Esta manhã, o gabinete de Sir Keir Starmer está dividido sobre a questão política mais fundamental que a cúpula de um governo pode enfrentar: se o primeiro-ministro deve continuar no cargo.

Claramente, uma divisão no gabinete sobre este assunto é insustentável. Ou os ministros do gabinete renunciam ou são demitidos, ou o próprio primeiro-ministro tem de sair.

Na noite passada, ministros foram se encontrar com Sir Keir e ele recebeu uma série de conselhos. Alguns disseram que ele deveria continuar lutando. Outros disseram que ele deveria estabelecer um cronograma para sua saída. E outros, enquanto ele ponderava suas opções, tentaram ajudá-lo a refletir sobre como lidar com o cenário que agora enfrenta.
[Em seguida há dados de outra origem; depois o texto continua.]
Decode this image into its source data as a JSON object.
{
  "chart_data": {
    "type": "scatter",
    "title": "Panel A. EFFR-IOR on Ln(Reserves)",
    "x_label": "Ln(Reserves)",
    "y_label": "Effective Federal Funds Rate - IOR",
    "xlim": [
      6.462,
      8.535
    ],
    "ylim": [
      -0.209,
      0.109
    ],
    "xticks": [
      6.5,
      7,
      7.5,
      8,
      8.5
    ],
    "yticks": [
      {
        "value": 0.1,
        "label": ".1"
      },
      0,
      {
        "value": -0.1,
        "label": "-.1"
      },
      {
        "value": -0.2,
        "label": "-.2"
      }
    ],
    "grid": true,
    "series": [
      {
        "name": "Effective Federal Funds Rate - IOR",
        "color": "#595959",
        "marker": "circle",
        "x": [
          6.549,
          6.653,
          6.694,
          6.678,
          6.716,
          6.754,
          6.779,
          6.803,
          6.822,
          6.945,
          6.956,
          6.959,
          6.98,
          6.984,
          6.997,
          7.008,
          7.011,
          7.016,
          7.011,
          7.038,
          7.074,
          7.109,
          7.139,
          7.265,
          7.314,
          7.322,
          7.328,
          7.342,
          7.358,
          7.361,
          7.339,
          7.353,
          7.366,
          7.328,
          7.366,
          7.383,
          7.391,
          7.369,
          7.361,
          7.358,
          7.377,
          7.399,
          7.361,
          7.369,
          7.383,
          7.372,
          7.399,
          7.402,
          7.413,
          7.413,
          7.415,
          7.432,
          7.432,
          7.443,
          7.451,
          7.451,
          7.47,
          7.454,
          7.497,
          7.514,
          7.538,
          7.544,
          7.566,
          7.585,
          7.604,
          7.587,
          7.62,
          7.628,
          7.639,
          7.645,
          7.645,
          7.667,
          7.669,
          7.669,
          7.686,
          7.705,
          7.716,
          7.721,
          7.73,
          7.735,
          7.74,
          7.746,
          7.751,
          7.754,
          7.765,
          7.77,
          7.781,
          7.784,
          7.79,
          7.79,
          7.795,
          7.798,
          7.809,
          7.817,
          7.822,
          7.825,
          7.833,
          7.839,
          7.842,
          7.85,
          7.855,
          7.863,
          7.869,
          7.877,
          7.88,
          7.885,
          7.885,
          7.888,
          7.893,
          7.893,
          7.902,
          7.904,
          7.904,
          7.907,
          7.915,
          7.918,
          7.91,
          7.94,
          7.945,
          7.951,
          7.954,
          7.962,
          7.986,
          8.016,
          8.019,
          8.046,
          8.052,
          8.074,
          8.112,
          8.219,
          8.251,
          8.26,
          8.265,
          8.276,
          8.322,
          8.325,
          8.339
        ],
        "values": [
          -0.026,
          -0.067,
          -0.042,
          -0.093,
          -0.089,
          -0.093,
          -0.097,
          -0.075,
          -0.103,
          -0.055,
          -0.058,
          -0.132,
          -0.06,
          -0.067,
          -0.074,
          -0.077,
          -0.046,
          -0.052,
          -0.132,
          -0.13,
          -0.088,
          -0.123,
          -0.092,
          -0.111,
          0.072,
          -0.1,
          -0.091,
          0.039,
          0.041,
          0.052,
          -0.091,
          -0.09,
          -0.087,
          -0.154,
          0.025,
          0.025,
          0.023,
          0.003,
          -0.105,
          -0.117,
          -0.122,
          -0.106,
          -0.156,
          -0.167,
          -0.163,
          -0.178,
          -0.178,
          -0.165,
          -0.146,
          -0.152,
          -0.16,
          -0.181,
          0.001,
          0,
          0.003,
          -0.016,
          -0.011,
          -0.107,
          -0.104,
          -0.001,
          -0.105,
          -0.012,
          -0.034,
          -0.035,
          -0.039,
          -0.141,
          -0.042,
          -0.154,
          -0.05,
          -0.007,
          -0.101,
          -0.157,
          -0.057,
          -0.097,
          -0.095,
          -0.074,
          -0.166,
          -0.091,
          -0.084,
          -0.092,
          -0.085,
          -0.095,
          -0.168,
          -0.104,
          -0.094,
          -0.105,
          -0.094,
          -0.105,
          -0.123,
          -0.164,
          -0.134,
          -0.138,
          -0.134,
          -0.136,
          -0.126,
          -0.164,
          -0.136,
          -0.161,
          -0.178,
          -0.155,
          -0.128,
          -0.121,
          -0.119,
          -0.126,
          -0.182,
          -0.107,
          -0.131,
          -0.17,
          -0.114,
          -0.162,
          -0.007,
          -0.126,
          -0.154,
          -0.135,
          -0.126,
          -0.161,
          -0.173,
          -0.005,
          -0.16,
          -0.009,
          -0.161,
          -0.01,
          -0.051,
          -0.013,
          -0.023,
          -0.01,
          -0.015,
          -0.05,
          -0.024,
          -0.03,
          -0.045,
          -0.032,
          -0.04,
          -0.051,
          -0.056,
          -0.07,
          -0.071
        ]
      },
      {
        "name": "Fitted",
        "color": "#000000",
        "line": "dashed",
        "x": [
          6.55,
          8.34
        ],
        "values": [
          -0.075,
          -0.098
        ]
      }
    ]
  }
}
Parece que agora a represa se rompeu, com deputados trabalhistas expressando publicamente sua perda de confiança no primeiro-ministro com tanta frequência que às vezes é difícil acompanhá-los.

Nas horas que se seguiram ao discurso decisivo do primeiro-ministro na segunda-feira, os veredictos, públicos e privados, começaram a surgir.

"Uma porcaria devastadora" foi a opinião concisa e bastante brutal de um deputado trabalhista que entrou em contato comigo. Foi uma análise profética, considerando a torrente de críticas públicas de seus próprios colegas que estava prestes a começar.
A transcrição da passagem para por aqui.